Governor says her government reorg bill is about efficiency, not about creating a ‘fiefdom’
DES MOINES — Two of Governor Kim Reynolds’ priorities for the 2023 Iowa legislature have already become law, but her plan to streamline state government remains under review.
Reynolds says Iowa is way out of line with surrounding states. “When we’re spending $2100 more on a per capita basis than Illinois…our neighboring state who’s not really known for being fiscally responsible, a state that’s four times the State of Iowa, then we’re not providing efficient and effective services,” Reynolds says.
Reynolds has submitted a bill that’s nearly 16-hundred pages long to outline her plan to shrink the number of state agencies from 37 to 16. Critics of some of the proposals in the bill say Reynolds is trying to centralize more power in the governor’s office. “This isn’t about building a fiefdom for Kim Reynolds. This about reducing the size of government, which we should all be about,” Reynolds says. “It’s about bringing technologies and efficiencies and collaboration and coordination.”

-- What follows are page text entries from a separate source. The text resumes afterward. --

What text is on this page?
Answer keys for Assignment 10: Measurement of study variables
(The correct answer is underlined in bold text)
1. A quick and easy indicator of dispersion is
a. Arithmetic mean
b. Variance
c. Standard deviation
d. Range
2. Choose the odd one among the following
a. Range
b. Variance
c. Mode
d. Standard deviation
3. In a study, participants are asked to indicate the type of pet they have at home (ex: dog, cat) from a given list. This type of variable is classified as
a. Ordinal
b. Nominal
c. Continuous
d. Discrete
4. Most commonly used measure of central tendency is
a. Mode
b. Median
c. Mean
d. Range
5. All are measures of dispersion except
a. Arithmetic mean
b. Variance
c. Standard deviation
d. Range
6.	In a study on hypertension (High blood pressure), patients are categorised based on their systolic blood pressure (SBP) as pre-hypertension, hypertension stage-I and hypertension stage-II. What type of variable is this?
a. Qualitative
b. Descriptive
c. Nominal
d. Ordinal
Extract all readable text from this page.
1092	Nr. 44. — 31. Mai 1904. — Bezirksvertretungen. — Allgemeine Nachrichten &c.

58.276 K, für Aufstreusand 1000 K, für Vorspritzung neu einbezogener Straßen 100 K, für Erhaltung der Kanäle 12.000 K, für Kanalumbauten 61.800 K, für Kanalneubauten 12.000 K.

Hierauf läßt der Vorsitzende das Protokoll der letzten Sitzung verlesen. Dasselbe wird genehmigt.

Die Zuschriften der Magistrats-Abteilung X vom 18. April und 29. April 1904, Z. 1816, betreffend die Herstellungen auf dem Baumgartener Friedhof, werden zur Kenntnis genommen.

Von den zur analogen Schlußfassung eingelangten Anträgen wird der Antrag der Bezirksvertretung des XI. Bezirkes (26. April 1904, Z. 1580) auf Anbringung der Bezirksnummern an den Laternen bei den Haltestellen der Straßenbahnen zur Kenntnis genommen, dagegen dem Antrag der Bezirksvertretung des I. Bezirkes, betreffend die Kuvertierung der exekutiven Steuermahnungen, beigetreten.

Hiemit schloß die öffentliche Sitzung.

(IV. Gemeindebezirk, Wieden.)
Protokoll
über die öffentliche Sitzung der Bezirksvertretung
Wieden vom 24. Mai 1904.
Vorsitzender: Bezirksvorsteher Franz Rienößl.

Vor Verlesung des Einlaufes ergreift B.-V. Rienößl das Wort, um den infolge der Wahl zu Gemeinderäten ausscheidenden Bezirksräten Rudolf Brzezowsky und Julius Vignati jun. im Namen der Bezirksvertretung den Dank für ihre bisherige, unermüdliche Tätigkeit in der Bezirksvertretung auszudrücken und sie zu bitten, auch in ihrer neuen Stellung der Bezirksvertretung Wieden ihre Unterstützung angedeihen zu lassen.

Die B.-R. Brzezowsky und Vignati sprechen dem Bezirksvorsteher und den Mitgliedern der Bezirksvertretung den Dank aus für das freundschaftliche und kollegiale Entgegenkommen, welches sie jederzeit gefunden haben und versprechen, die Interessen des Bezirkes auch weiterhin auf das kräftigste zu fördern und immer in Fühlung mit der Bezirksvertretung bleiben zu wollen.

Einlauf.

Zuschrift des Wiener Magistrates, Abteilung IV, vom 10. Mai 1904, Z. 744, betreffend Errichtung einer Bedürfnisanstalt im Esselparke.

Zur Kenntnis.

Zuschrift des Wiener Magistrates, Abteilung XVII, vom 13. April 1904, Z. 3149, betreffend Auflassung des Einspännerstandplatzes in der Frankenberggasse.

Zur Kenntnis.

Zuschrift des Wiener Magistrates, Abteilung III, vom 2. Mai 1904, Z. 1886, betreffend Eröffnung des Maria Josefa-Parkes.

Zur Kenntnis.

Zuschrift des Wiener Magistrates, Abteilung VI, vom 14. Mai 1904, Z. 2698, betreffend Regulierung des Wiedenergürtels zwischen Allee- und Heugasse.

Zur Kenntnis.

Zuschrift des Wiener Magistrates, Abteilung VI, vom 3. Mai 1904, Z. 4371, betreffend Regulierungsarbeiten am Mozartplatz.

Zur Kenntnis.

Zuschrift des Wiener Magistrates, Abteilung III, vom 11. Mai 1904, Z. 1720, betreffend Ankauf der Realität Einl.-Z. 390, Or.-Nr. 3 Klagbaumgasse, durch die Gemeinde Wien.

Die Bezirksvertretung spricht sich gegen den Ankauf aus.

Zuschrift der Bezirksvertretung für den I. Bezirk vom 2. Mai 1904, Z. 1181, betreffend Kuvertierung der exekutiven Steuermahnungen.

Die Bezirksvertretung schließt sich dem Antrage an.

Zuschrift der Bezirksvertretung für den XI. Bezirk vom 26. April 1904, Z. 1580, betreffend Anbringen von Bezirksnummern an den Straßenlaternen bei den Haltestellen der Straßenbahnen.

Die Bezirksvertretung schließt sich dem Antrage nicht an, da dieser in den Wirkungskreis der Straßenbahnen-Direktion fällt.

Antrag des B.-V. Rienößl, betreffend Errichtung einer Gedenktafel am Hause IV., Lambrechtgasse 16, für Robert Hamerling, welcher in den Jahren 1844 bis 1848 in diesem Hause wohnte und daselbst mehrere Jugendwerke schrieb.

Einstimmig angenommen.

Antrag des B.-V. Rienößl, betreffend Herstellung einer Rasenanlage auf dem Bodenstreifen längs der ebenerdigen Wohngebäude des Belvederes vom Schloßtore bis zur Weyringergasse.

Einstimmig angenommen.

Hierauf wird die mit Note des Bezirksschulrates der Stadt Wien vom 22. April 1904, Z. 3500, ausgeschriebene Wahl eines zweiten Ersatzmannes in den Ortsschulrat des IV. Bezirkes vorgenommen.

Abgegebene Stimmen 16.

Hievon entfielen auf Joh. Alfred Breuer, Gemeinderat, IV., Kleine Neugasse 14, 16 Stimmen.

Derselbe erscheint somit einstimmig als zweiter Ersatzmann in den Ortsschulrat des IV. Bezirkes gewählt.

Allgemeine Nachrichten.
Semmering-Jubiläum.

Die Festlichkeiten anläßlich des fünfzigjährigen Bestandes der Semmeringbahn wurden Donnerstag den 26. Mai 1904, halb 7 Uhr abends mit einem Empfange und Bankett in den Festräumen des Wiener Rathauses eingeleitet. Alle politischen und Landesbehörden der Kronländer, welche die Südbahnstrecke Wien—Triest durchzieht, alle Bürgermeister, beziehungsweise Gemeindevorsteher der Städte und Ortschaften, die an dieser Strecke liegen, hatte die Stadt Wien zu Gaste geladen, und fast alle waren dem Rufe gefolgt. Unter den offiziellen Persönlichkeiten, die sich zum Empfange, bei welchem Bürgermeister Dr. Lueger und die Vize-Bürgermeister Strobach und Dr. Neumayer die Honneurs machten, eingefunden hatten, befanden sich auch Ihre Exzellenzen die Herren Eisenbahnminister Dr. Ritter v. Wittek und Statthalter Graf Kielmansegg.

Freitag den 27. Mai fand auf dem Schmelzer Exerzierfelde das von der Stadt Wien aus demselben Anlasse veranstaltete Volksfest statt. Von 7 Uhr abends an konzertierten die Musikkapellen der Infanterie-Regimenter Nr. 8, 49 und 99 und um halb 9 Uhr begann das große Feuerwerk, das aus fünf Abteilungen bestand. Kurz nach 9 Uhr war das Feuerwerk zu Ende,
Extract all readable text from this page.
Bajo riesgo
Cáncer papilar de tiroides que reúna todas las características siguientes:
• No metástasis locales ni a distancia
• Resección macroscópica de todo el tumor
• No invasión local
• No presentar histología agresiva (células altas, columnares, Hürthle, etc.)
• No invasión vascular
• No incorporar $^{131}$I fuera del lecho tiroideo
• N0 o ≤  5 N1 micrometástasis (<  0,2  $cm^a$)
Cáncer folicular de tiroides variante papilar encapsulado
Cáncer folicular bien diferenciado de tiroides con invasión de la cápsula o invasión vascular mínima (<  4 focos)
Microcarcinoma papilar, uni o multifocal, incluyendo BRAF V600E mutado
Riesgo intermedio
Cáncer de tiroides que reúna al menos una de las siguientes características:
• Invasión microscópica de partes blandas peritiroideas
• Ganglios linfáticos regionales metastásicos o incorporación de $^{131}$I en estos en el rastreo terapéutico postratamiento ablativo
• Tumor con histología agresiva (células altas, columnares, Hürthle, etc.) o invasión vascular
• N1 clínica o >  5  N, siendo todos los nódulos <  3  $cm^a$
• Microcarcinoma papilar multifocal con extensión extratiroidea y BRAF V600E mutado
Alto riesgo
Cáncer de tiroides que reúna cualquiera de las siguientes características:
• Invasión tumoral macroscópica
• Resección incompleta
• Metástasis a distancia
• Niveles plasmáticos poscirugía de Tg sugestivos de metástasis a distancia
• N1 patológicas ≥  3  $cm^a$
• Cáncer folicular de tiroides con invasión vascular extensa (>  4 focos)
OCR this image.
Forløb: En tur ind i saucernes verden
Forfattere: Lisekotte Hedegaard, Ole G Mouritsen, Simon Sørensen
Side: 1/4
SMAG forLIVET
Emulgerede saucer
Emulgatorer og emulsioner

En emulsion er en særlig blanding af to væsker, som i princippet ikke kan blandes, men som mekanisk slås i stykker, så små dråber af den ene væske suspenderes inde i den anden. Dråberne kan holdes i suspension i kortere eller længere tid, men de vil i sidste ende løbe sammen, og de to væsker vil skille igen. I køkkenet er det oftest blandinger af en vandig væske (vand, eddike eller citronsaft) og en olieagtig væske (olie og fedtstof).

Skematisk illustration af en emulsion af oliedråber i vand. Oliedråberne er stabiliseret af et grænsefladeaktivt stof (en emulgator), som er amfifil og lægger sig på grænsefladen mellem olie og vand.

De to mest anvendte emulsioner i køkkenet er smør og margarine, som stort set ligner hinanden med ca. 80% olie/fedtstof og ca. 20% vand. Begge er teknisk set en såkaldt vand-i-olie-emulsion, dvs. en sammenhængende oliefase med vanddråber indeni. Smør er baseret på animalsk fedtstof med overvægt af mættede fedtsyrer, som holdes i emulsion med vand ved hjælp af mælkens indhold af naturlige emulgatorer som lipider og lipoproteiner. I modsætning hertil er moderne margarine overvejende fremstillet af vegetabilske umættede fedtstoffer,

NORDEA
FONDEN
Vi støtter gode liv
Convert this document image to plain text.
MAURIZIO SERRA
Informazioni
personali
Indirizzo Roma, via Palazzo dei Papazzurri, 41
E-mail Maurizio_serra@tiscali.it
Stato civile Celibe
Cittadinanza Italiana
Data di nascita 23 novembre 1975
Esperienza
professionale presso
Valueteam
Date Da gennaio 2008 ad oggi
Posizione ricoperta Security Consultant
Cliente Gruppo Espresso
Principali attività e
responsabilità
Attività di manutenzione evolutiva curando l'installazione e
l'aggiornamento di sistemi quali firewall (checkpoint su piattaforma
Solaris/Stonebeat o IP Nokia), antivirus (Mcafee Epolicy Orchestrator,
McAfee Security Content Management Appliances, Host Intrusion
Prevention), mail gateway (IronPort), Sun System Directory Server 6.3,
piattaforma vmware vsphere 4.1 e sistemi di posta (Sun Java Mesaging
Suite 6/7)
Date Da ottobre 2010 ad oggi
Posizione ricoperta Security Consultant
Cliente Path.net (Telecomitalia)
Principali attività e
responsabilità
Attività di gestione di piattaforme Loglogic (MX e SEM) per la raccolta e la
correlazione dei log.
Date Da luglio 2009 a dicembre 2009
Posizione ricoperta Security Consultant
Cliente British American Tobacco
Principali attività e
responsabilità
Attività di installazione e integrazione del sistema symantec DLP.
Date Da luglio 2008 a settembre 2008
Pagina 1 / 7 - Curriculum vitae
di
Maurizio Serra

Reynolds says no staff will be laid off if her plan to approved as is, but more than 500 full time positions in state government that aren’t currently filled would be eliminated — saving about 200 million dollars over the next four years. Lawmakers have begun holding subcommittee hearings on sections of the plan.
One area that’s being scrutinized would make it clear in state law that the attorney general may file criminal charges on behalf of the state even if a county attorney does not ask the attorney general’s office to pursue the case. Kelly Meyers, a lobbyist for the Iowa County Attorneys Association, says the group is asking for that passage to be removed from the bill. “Because county attorneys are elected officials,” Meyers says. “They answer to their voters and their constituents.”
It was the policy of long time Iowa Attorney General Tom Miller to provide state lawyers to prosecute criminal cases when county attorneys made a request and the county attorneys association says that policy should remain intact. Republican Brenna Bird defeated Miller. She has said one of her priorities as Iowa attorney general is to hire more prosecutors.